FOOTNOTES

[1] Zuñi have been studied by Mr. F. H. Cushing, who joined the tribe for the purpose.

[2] Underground Cells, Spanish Estufas, were circular, without doors or windows, and had a kind of stone table, or altar, in them. One at Taos was surrounded with a stockade, and entered through a trap-door.

[3] The Mandans say that the roots of a grape-vine, having penetrated into their dark abode, revealed to them the light of the upper world. By means of this vine, half the tribe climbed to the surface. Owing to the weight of an old woman the vine broke, leaving the rest entombed as before.

[4] The Pimos live along the Gila, having moved up from the Gulf Coast within fifty years.
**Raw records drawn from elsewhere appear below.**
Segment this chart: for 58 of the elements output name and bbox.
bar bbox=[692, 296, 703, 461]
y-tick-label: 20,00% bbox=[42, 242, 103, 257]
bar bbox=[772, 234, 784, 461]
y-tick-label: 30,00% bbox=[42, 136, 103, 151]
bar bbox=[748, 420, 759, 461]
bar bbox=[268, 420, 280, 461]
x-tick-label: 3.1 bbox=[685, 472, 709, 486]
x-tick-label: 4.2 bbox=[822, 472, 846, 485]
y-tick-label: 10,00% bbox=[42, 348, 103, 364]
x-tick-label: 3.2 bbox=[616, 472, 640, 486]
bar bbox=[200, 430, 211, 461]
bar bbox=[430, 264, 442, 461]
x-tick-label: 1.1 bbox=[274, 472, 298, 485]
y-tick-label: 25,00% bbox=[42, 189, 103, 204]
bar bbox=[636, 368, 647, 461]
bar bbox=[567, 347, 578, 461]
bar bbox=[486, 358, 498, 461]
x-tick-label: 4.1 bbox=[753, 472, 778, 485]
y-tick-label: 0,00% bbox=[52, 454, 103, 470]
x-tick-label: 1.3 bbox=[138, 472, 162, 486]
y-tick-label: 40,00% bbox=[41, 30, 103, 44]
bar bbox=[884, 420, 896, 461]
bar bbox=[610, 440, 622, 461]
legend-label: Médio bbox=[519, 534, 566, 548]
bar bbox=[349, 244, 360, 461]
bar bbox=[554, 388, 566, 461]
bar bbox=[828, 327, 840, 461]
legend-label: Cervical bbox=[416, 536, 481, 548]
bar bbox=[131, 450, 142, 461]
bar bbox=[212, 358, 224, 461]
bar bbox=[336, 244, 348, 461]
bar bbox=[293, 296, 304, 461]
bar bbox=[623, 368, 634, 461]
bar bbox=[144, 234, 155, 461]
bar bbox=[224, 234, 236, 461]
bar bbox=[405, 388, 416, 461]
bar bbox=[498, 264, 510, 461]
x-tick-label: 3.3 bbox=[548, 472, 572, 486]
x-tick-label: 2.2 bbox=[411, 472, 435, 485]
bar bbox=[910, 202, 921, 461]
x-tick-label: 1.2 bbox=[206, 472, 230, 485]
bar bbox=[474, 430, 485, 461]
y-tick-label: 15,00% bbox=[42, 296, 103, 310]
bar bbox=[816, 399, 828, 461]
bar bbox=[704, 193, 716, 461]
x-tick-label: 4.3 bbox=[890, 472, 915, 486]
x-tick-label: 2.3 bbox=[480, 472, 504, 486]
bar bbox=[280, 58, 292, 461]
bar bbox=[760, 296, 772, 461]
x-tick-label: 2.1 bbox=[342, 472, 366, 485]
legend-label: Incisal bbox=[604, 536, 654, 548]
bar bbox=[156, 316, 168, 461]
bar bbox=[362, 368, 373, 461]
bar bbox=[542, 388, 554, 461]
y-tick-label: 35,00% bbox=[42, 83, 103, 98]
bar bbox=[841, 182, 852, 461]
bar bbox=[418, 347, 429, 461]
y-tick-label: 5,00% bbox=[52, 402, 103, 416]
They are a pastoral and agricultural people.

[5] Montezuma of the traditions is not the Montezuma of Spanish-conquest celebrity.

[6] Mayor and Constable. The first is called an al´cal´de, the second an al´gua´zil.

LAST DAYS OF CHARLES V. AND PHILIP II.

We have here reached the high-water-mark of Spanish advance into territory now embraced within the United States. The moment seems well chosen in which to take a parting look at the two great men of their age, whose talents and energy had builded an empire so vast that, when the master-hand was taken away, it tottered to its fall.